How Hudson River Financial is Bringing More Credit Card Business In-House

With the Federal Reserve estimating that the nation's credit card debt is $938 billion and growing, Hudson River Financial Federal Credit Union looked for ways to help members bring down their bills while increasing its lending program.

"Even when a credit union offers credit cards, members prefer to use department store cards or large bank credit cards, as they often provide better rewards programs," said Hudson River Financial FCU Director of Lending Chris Powers.

The $52 million Mohegan Lake, NY-based credit union supports 6,082 members and one branch.

Powers explained that only a small portion of its member use its CU branded credit card. "Based on the analysis of our portfolio using credit bureau data, we see that more than 80% of our members use at least one credit card issued by a large bank."

The average member credit card debt at Hudson River Financial FCU is approximately $8,000. And while Powers said he doesn't have an accurate view into the average APR across the entire member base, he estimates it to be around 18%.

Member credit problems aren't necessarily related to the big banks' competing credit cards and rewards programs, but the steep interest charges that are attached. In an effort to break the cycle, Powers said his CU reached out to SimplyCredit, a San Francisco-based fintech company that enables members to consolidate high-cost credit card debt and "sweep it" to participating credit unions.

"Credit unions often see us as offering an interesting way to initiate one-time balance transfers, but that is only a small part of the service," said SimplyCredit's CEO and co-founder Karthik Sethuraman. "Our tools allow members to manage debt on an ongoing basis and monitor their credit condition without having to gather information piecemeal from multiple card issuers."

To accomplish the task, SimplyCredit provides free online tools, analytics and marketing support. Prior to co-founding the company, Sethuraman was a data scientist working at some of the industry's largest credit card issuers, which continually generated hundreds of millions of dollars in new income. In time he realized that there was "no consideration" for the "real needs" of households. "I thought there had to be a fairer approach to offering credit."

Fair Credit Terms

Working with SimplyCredit, Hudson River Financial FCU can deploy a wide range of competitive lending capabilities and book "high-yield balances" without having to maintain an unprofitable credit card program.
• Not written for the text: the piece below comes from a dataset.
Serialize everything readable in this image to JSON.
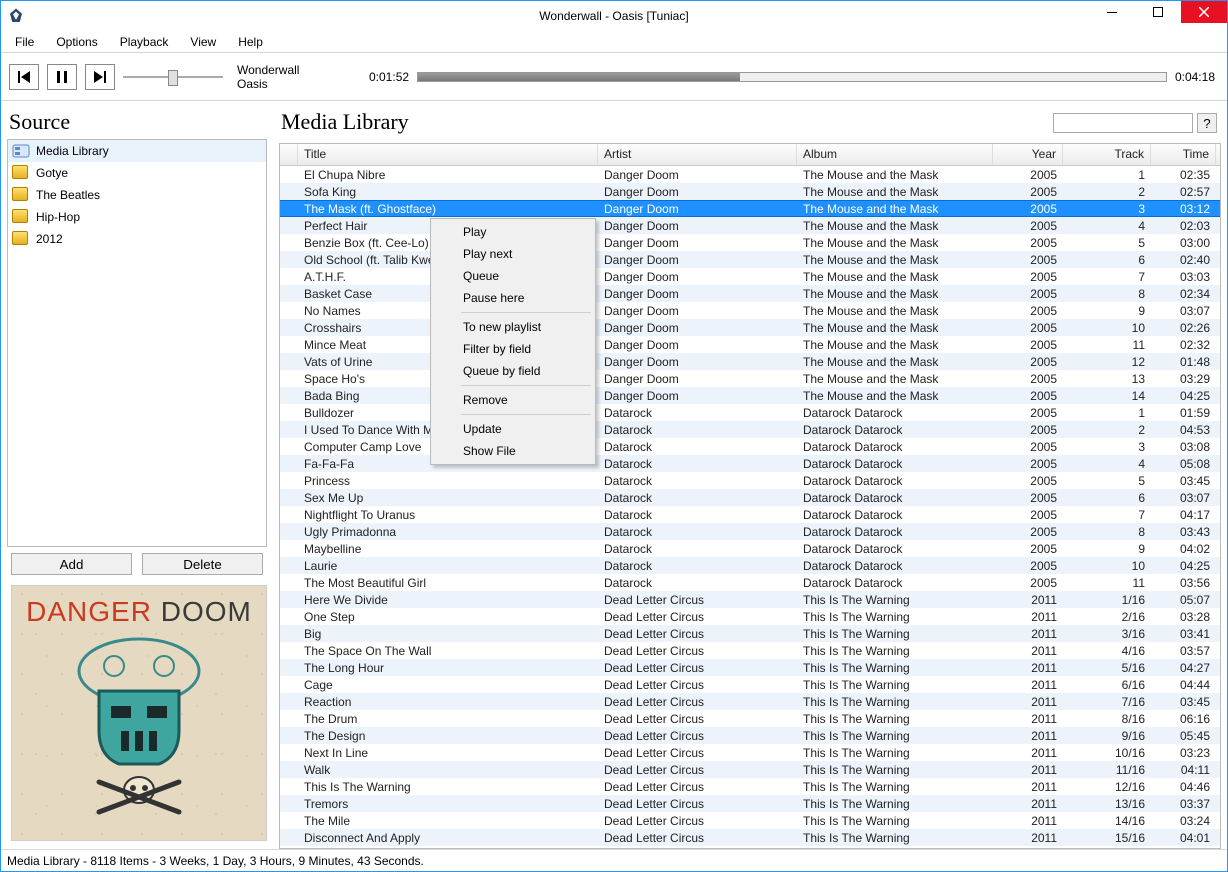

"SimplyCredit's services can provide a vital link between lenders who are looking for membership and loan growth, and consumers who are looking for alternatives to pay down high-cost card balances," said SimplyCredit's SVP of Business Development Alan Bahr.
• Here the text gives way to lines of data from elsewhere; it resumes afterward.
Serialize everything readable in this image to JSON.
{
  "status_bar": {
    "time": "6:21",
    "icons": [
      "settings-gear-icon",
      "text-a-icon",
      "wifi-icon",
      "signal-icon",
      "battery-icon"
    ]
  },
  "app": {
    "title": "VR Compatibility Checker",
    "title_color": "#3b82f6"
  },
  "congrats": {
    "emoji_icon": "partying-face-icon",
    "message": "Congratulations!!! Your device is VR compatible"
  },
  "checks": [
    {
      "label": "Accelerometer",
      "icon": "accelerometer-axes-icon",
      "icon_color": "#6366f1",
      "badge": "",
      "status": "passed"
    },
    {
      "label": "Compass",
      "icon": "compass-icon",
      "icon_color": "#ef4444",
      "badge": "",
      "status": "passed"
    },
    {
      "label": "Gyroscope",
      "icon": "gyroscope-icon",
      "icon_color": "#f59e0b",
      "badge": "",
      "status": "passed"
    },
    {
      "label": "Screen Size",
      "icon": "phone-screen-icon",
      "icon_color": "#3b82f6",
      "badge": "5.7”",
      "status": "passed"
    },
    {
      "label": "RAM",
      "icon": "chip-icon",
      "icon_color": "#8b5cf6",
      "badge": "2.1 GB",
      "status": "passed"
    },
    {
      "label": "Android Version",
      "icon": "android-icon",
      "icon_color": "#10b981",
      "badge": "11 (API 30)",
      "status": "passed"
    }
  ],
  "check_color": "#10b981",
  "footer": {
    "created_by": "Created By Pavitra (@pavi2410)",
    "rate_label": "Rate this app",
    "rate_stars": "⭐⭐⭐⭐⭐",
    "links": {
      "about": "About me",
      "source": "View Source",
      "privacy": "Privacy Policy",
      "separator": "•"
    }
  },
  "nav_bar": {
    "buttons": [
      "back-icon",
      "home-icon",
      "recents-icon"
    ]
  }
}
A long time credit union advocate, Bahr spent nearly 10 years as a director at CUNA Mutual Group. "We look to benefit all parties involved – our credit union partners, their members and the communities they serve – with free tools and marketing support."
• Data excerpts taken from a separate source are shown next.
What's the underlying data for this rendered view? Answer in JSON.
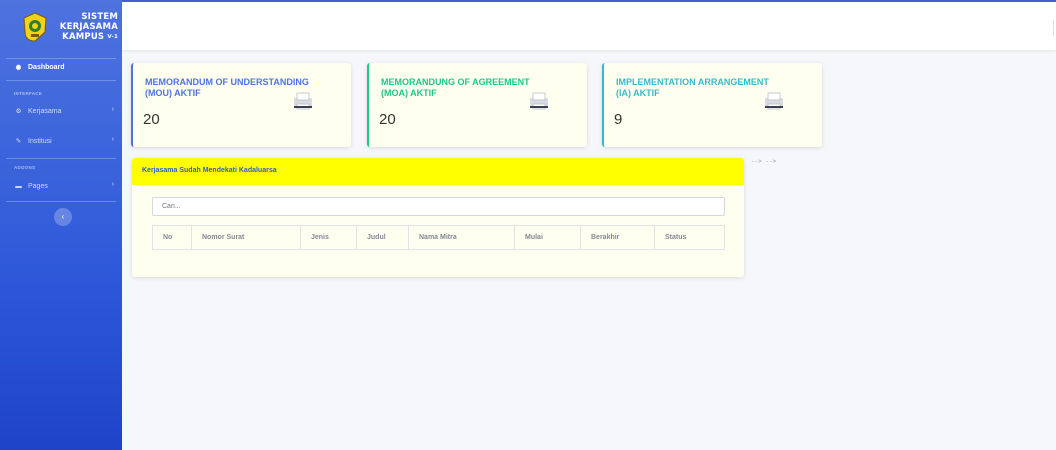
{
  "brand": {
    "line1": "SISTEM",
    "line2": "KERJASAMA",
    "line3": "KAMPUS",
    "version": "V-1"
  },
  "sidebar": {
    "dashboard": "Dashboard",
    "heading_interface": "INTERFACE",
    "items": [
      {
        "label": "Kerjasama",
        "icon": "gear-icon"
      },
      {
        "label": "Institusi",
        "icon": "wrench-icon"
      }
    ],
    "heading_addons": "ADDONS",
    "pages": "Pages",
    "toggle_glyph": "‹"
  },
  "cards": [
    {
      "label": "MEMORANDUM OF UNDERSTANDING (MOU) AKTIF",
      "value": "20",
      "accent": "#4e73df",
      "label_color": "#4e73df"
    },
    {
      "label": "MEMORANDUNG OF AGREEMENT (MOA) AKTIF",
      "value": "20",
      "accent": "#1cc88a",
      "label_color": "#1cc88a"
    },
    {
      "label": "IMPLEMENTATION ARRANGEMENT (IA) AKTIF",
      "value": "9",
      "accent": "#36b9cc",
      "label_color": "#36b9cc"
    }
  ],
  "panel": {
    "title": "Kerjasama Sudah Mendekati Kadaluarsa",
    "search_placeholder": "Cari...",
    "columns": [
      "No",
      "Nomor Surat",
      "Jenis",
      "Judul",
      "Nama Mitra",
      "Mulai",
      "Berakhir",
      "Status"
    ]
  },
  "stray_text": "--> -->"
}
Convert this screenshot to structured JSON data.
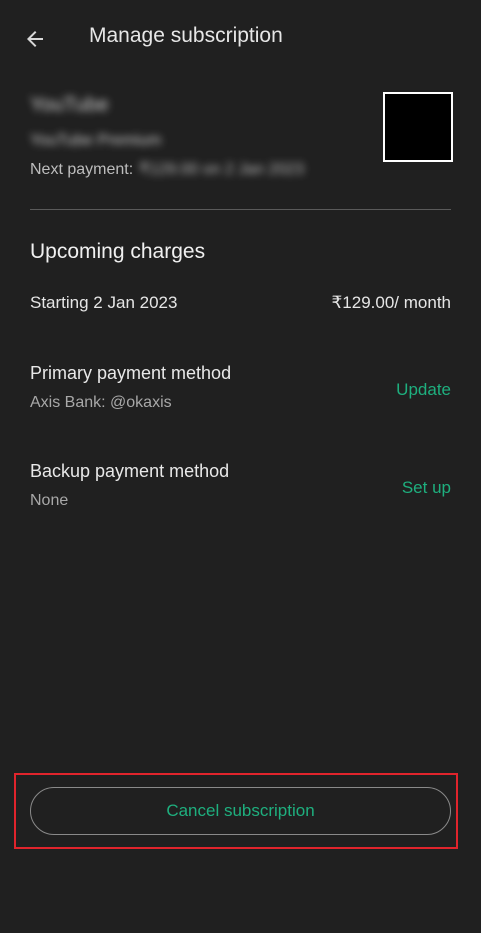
{
  "header": {
    "title": "Manage subscription",
    "back_icon": "arrow-left-icon"
  },
  "subscription": {
    "app_name": "YouTube",
    "plan_name": "YouTube Premium",
    "next_payment_label": "Next payment:",
    "next_payment_value": "₹129.00 on 2 Jan 2023"
  },
  "upcoming": {
    "heading": "Upcoming charges",
    "start_label": "Starting 2 Jan 2023",
    "price": "₹129.00/ month"
  },
  "primary_payment": {
    "title": "Primary payment method",
    "value": "Axis Bank: @okaxis",
    "action": "Update"
  },
  "backup_payment": {
    "title": "Backup payment method",
    "value": "None",
    "action": "Set up"
  },
  "footer": {
    "cancel_label": "Cancel subscription"
  },
  "colors": {
    "background": "#202020",
    "accent": "#1eaf7e",
    "highlight": "#e0242c"
  }
}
Hudson River Financial FCU is among a small but growing number of CUs that have signed with SimplyCredit. Powers explained that partnership began in January 2016 and the solution was officially rolled out in May. To date, the CU has increased lending by 4%.

"Members transfer anywhere from $5,000 to $20,000 from their high interest credit card to the credit union at a much lower rate," said Powers. "Almost all members carry department store cards, which typically charge upwards of 25% APR. Since even bank-branded cards charge high interest rates (18% or higher), many members will save $2,500 in just the first year alone."

Offering a line of credit always comes with risk. Assuming a member's credit debt from another financial institution could be even riskier, but Powers said protocols are in place to focus on super-prime high-FICO borrowers, conservative debt-to-income cutoffs and standards for delinquency.

"One of the reasons we're comfortable with the risk is because we control underwriting," said Powers. "That was an aspect of the program we really liked."

Technology Integration

From a technology integration perspective, Powers said there wasn't much heavy lifting. The CU provided names, addresses and email IDs of its current members and SimplyCredit created all the marketing content and the test approaches for the initial in-market test.

"We had an opportunity to review all marketing emails and content before it was sent to the members," said Powers. "SimplyCredit manages all aspects of the technology, from integrating with the bureau to processing of the electronic payments. They provide monthly reconciliation reports for our internal accounting purposes."

And while there wasn't an official beta-testing period, the solution was rolled out gradually by testing the marketing messages on a small group of members first and eventually releasing it to all members.

Sethuraman added that SimplyCredit makes money when participating credit unions do, and the company covers all upfront analytics and marketing-support costs, and the tools are provided without charge so that clients incur no upfront investment expenses.